Через несколько лет я увидел перед собой этого посла Ирана, о котором я узнал из передач английских, американских и французских радиостанций. Он был назначен министром иностранных дел тегеранского правительства, а вскоре и премьер-министром. Восхищение мое возрастало с каждым днем. Облик его совпал с тем, что рисовало мое воображение. Я увидел молодого, стремительного и динамичного человека европейского типа, скромного, вежливого и при всем том стремящегося остаться неприметным. Это качество свойственно, кстати, всем восточным людям. Я сразу заметил, что своим небольшим ростом и худощавой фигурой он напоминал визиря Османской империи Али-пашу.

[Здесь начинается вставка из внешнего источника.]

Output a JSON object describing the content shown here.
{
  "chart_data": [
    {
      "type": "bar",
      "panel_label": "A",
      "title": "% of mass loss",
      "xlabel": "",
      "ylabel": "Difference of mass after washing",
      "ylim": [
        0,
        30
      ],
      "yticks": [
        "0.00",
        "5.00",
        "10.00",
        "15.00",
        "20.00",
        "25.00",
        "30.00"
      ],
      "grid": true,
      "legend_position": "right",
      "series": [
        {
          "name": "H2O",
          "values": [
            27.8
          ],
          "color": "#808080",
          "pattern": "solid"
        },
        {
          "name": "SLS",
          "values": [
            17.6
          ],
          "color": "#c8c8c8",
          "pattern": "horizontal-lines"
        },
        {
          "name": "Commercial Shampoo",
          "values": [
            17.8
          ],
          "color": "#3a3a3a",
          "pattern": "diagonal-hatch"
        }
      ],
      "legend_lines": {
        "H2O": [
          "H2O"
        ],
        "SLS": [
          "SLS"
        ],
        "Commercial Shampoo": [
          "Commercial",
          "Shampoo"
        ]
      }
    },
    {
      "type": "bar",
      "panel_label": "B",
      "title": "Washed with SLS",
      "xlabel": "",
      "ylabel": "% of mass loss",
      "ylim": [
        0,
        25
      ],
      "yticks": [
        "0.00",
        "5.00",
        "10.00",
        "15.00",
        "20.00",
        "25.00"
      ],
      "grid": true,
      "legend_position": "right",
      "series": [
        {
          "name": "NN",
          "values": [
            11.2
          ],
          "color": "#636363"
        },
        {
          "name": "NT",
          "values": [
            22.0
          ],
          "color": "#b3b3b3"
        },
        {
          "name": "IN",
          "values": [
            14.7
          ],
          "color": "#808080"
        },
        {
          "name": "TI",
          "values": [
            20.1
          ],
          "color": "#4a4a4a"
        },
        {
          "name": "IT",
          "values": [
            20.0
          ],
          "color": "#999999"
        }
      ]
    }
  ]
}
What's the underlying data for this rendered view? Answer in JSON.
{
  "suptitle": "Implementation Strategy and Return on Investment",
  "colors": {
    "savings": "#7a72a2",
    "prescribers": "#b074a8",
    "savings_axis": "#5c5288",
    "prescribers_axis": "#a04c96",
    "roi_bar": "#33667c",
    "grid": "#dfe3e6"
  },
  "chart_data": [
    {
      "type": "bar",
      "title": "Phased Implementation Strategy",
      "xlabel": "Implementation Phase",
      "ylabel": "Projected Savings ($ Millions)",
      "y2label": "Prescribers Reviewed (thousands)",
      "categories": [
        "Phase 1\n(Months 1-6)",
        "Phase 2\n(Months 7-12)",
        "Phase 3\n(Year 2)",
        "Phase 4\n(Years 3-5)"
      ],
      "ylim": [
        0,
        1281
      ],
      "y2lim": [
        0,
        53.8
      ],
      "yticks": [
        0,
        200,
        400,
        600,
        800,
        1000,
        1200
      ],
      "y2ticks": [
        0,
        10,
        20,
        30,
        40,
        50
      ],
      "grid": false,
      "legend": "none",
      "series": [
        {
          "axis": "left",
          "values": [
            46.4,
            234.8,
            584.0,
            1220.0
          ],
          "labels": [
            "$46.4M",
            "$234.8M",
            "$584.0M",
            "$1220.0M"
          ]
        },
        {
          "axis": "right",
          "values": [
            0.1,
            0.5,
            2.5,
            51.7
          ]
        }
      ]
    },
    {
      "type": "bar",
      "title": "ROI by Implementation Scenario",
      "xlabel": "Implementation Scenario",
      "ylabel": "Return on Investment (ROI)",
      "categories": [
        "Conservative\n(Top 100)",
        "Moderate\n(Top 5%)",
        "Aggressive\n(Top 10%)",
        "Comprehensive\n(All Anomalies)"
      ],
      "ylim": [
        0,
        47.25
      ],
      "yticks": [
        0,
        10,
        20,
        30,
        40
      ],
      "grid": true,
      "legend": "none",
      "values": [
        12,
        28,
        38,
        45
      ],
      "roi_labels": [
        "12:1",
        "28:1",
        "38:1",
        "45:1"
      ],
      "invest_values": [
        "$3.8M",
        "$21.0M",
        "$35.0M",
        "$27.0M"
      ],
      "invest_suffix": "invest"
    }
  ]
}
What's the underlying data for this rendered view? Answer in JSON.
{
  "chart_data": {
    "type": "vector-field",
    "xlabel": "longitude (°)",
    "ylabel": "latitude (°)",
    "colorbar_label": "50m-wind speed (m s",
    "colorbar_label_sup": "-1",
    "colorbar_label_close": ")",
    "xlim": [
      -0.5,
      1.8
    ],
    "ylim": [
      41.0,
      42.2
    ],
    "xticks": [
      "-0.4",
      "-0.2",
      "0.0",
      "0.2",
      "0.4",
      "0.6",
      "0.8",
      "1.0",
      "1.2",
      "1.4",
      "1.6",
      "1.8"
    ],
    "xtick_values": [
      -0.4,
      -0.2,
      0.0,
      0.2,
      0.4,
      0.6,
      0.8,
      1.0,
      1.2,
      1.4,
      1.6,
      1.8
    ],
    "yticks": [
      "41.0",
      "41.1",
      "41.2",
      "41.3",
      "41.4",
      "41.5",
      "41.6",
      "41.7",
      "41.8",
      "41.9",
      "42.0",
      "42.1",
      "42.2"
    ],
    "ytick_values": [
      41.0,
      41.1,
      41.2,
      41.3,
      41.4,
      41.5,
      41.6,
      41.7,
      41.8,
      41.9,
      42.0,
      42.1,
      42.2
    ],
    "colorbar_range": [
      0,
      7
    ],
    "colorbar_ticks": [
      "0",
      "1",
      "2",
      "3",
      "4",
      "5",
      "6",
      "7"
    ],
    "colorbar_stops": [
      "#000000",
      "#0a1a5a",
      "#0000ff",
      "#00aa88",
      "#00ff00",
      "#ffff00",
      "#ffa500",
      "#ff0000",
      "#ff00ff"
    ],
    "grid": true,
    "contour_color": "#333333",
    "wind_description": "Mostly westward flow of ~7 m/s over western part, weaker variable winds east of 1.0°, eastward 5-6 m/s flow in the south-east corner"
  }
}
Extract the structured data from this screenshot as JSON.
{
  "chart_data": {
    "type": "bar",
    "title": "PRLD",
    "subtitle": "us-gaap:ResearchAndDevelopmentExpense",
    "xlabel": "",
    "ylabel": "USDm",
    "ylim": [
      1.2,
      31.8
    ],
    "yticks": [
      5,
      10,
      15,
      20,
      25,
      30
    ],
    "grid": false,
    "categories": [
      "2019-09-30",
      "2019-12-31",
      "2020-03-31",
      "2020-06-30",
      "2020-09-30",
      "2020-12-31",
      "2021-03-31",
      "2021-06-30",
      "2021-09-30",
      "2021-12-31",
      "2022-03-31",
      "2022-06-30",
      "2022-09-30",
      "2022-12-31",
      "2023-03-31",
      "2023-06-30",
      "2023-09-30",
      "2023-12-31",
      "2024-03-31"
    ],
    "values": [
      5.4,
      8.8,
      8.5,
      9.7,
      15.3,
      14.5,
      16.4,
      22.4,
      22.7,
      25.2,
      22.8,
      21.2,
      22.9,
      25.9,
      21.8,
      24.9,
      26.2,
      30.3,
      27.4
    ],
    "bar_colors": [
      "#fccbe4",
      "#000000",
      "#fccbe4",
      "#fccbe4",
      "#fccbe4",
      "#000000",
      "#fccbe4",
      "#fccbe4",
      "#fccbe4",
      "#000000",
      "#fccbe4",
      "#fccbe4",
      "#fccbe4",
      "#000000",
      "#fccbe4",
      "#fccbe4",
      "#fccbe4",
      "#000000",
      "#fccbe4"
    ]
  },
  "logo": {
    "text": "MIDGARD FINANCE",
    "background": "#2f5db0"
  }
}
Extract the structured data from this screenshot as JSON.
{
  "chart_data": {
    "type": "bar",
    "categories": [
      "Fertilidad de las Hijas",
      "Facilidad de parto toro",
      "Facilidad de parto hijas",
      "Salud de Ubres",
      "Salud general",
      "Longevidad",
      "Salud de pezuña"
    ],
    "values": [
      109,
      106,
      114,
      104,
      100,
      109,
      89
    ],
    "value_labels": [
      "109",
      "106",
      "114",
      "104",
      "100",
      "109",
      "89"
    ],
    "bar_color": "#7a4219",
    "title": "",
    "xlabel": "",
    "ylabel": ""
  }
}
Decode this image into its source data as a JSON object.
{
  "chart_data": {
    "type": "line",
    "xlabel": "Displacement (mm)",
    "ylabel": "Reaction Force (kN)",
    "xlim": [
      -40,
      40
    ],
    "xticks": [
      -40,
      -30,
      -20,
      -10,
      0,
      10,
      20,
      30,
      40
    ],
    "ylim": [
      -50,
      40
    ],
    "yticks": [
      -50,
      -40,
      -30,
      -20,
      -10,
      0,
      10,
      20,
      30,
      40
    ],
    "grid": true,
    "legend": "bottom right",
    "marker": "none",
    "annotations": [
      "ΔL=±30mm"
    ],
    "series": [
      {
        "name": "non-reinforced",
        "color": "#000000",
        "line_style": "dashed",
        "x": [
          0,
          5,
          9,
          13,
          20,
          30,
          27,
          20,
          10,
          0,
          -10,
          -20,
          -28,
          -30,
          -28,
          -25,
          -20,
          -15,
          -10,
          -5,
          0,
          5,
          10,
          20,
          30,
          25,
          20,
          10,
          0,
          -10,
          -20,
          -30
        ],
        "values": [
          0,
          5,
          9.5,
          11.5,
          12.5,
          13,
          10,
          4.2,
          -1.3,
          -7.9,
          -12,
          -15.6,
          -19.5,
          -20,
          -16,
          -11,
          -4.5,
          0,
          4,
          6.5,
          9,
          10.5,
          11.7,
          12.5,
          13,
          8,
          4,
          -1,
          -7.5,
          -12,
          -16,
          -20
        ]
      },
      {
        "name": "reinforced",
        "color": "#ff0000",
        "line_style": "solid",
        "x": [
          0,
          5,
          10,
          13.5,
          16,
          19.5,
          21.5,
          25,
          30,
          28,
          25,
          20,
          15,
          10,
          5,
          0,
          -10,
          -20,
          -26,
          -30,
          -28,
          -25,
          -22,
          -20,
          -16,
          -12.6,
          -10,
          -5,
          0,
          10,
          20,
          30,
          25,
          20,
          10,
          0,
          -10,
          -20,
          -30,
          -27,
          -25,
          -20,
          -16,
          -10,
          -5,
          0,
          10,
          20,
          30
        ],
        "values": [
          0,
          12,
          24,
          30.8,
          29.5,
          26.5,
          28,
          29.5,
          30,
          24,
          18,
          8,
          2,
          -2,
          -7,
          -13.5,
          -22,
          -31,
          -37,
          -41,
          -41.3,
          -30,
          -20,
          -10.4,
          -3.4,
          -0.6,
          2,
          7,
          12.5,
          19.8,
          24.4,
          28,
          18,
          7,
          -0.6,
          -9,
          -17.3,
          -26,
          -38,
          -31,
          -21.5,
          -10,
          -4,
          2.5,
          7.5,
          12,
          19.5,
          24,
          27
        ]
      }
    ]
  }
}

Интересно, что после этого каждый выдающийся государственный деятель сегодняшнего Ирана начал мне напоминать предшественников танзиматского периода. Думаю, что я не ошибался. И у тех, и у других по пути к западной цивилизации выработалась та же медлительность, та же солидность, та же приверженность своим национальным традициям. Я наблюдал в этих деятелях ту же неприязнь к бессознательному и внешнему преклонению перед Западом. Так же как в Турции времен Решит-паши и Али-паши, в Иране наших дней почти совсем не встретишь щеголей-европейцев. У нас такого рода люди порождались моральными кризисами эпохи Абдул Гамида II. Их порочное влияние распространялось и на нашу литературу.
В современном иранском обществе пока еще не встречаются такие типы, и литература Ирана весьма далека от модернизации. Молодые поэты все еще раскачиваются, подражая Саади и Хафизу. Правда, на сегодняшний день из их среды еще не вырос ни один Намык Кемаль или Хамид. На самого модного из них можно смотреть, как на неоклассика типа шейха Талиба. Поэт Суратгяр, некогда преподававший персидскую литературу англичанам в Лондоне, а ныне профессор английской литературы в Тегеране, находится в их числе. Этот человек с незапамятных времен толкует персидским студентам о Шекспире, но сам не увлекся драматической поэзией. Он не пошел дальше эпических сказаний своей страны и рубайи.
Я задумался, почему это происходит? Из объяснений мне стало понятно, что персидский язык такого поэта, как Суратгяр, – язык церковный и дворцовый. Он достиг высшей зрелости и выразительности, с одной стороны, только в поэмах, рифмующихся по полустишиям, а с другой – в «Шах Намэ». Всякая попытка обновления приведет только к упадку мастерства. Кто возьмет на себя смелость тронуть хотя бы одно его слово, форму, выражение?
Как пользовались словами маститые маэстро и куда они их поставили, там и застыли они, подобно стоячей рутине; там они и останутся. Я выразился «маститые маэстро». Боже упаси! Для иранца древний поэт не отличается от святого. Он для него бог слова.
Именно поэтому даже вся невежественная масса народа, от пастуха до крестьянина, от крестьянина до рабочего, находила возможность учить наизусть и сохранять в памяти стихи многовековой давности. Этих поэтов простонародье декламирует, подобно тому как хафизы [104]
читают Коран. Поэтические произведения высокого и глубокого смысла, которые не могли истолковать нам наши учителя персидского языка в средней школе, до сих пор ставят в тупик ученых. Поныне ученые-переводчики, работая над ними, буквально протирают штаны, не добиваясь успеха. Как слепо поддался влиянию этой литературы великий немецкий поэт Гёте! Когда гений его достиг апогея, разве раскрылся он в достаточной степени в его произведении «Восточно-западный диван»? Но мог ли Гёте воспринять дух персидских диванов [105] так же, как какой-нибудь грамотный иранец того времени? Я не думаю! Гёте, гуманист, черпавший вдохновение из глубины человеческой сущности и природы, как и все поэты и мыслители Запада, построил свое мировоззрение именно на этом. У персидской же литературы, так же как у дерева тубы, корни находятся в небесах, а плоды свисают с ветвей не для еды, а для любви. У каждого из этих плодов свой вкус, свое название и опьяняют они, как вино. Когда поэт говорит «любовь», то это не обыкновенная любовь, какую мы знаем. Когда он взывает «возлюбленная» – не надо принимать ее за любимые нами создания из плоти и крови… В его устах слова «встреча с возлюбленным» могут звучать, как встреча со смертью. А в его понятии «тоска» может быть заложен смысл «сближения с любимым». Наконец, на языке древних персидских поэтов «нарцисс» и «гиацинт» не названия цветов, а глаза и волосы. Когда, кстати, персидский поэт видел настоящие цветы? Его обращенный внутрь себя взгляд не останавливается ни на чем реальном. Он видит только изящные создания из призрачного сада.